The study proposes applying a service life cycle model to higher education perspectives to align the latter to societal needs. The proposed model includes an initiation phase, where the service suffers from a radical innovation approach. The market is now ready for the introduction of a new higher education service. At this step, the latter will be tested and evaluated. Various services are released on the market, and the targeted audience will provide feedback. At the same time, the industry and government will actively participate in the provision of higher education services through the OI network. This will ensure cooperation between the parties and the real-life application of the OH model. The end of the introduction phase should culminate with selecting the dominant design. During the growth stage, the service innovation will become incremental, the process innovation will be radical, and the education service will be adopted on a large scale by various universities and educational institutions, private and public. The cyclical model has the advantage of never missing opportunities for restructuring and improvement in line with the market and societal needs.

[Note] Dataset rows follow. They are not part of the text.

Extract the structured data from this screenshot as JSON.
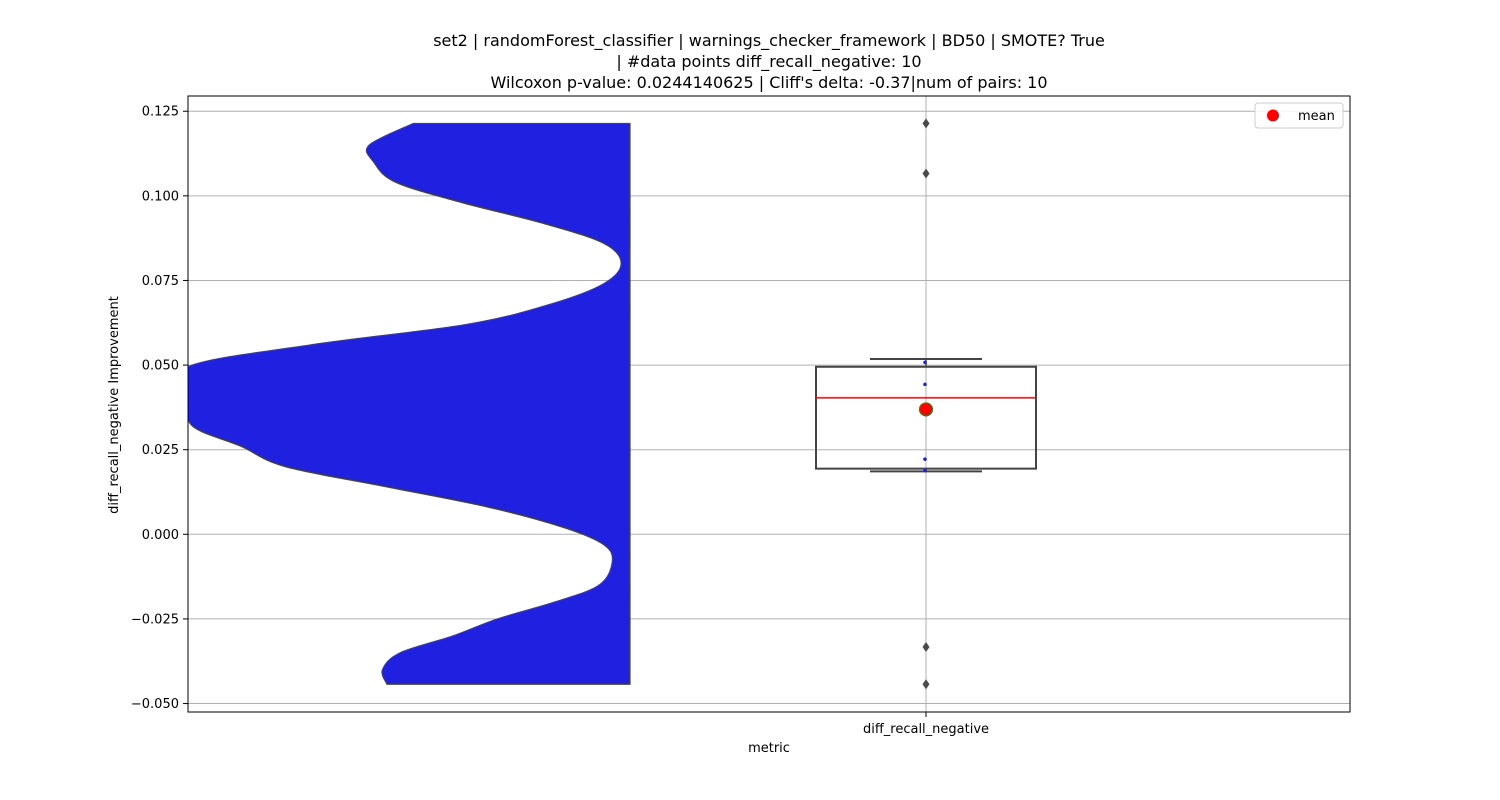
{
  "chart_data": {
    "type": "violin+box",
    "title_lines": [
      "set2 | randomForest_classifier | warnings_checker_framework | BD50 | SMOTE? True",
      "| #data points diff_recall_negative: 10",
      "Wilcoxon p-value: 0.0244140625 | Cliff's delta: -0.37|num of pairs: 10"
    ],
    "xlabel": "metric",
    "ylabel": "diff_recall_negative Improvement",
    "categories": [
      "diff_recall_negative"
    ],
    "ylim": [
      -0.0525,
      0.1295
    ],
    "yticks": [
      -0.05,
      -0.025,
      0.0,
      0.025,
      0.05,
      0.075,
      0.1,
      0.125
    ],
    "ytick_labels": [
      "−0.050",
      "−0.025",
      "0.000",
      "0.025",
      "0.050",
      "0.075",
      "0.100",
      "0.125"
    ],
    "grid": true,
    "violin": {
      "color": "#2020e0",
      "edge_color": "#444444",
      "side": "left",
      "cut_range": [
        -0.0443,
        0.1214
      ],
      "density_profile": [
        {
          "y": -0.0443,
          "w": 0.55
        },
        {
          "y": -0.04,
          "w": 0.56
        },
        {
          "y": -0.035,
          "w": 0.52
        },
        {
          "y": -0.03,
          "w": 0.4
        },
        {
          "y": -0.025,
          "w": 0.3
        },
        {
          "y": -0.02,
          "w": 0.17
        },
        {
          "y": -0.015,
          "w": 0.07
        },
        {
          "y": -0.008,
          "w": 0.04
        },
        {
          "y": -0.003,
          "w": 0.06
        },
        {
          "y": 0.002,
          "w": 0.15
        },
        {
          "y": 0.008,
          "w": 0.32
        },
        {
          "y": 0.014,
          "w": 0.55
        },
        {
          "y": 0.02,
          "w": 0.78
        },
        {
          "y": 0.026,
          "w": 0.88
        },
        {
          "y": 0.032,
          "w": 0.99
        },
        {
          "y": 0.04,
          "w": 1.0
        },
        {
          "y": 0.0495,
          "w": 1.0
        },
        {
          "y": 0.056,
          "w": 0.72
        },
        {
          "y": 0.062,
          "w": 0.37
        },
        {
          "y": 0.068,
          "w": 0.18
        },
        {
          "y": 0.074,
          "w": 0.06
        },
        {
          "y": 0.08,
          "w": 0.02
        },
        {
          "y": 0.086,
          "w": 0.06
        },
        {
          "y": 0.092,
          "w": 0.2
        },
        {
          "y": 0.098,
          "w": 0.38
        },
        {
          "y": 0.104,
          "w": 0.53
        },
        {
          "y": 0.11,
          "w": 0.58
        },
        {
          "y": 0.115,
          "w": 0.59
        },
        {
          "y": 0.1214,
          "w": 0.49
        }
      ]
    },
    "box": {
      "q1": 0.0194,
      "median": 0.0403,
      "q3": 0.0495,
      "whisker_low": 0.0186,
      "whisker_high": 0.0518,
      "median_color": "#ff0000",
      "edge_color": "#444444",
      "outliers": [
        0.1214,
        0.1066,
        -0.0333,
        -0.0443
      ],
      "mean": 0.0369,
      "inner_points": [
        0.0508,
        0.0443,
        0.0222,
        0.0188
      ]
    },
    "legend": {
      "placement": "upper-right",
      "items": [
        {
          "label": "mean",
          "color": "#ff0000"
        }
      ]
    }
  }
}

Implications and Limitations

The research forwarded a framework for the higher education system based on OI perspectives and the connectivity between education, industry, and government. This first study is based on following the existing research and identifying elements that could adhere to the OI paradigm with the scope of determining an evolutionary development of the entire higher education system. The qualitative approach of this article will be repurposed into a framework for new quantitative research that will focus on finding the exact position of higher education services globally. The limitations of this study include the lack of primary data and subjective interpretation of existing research.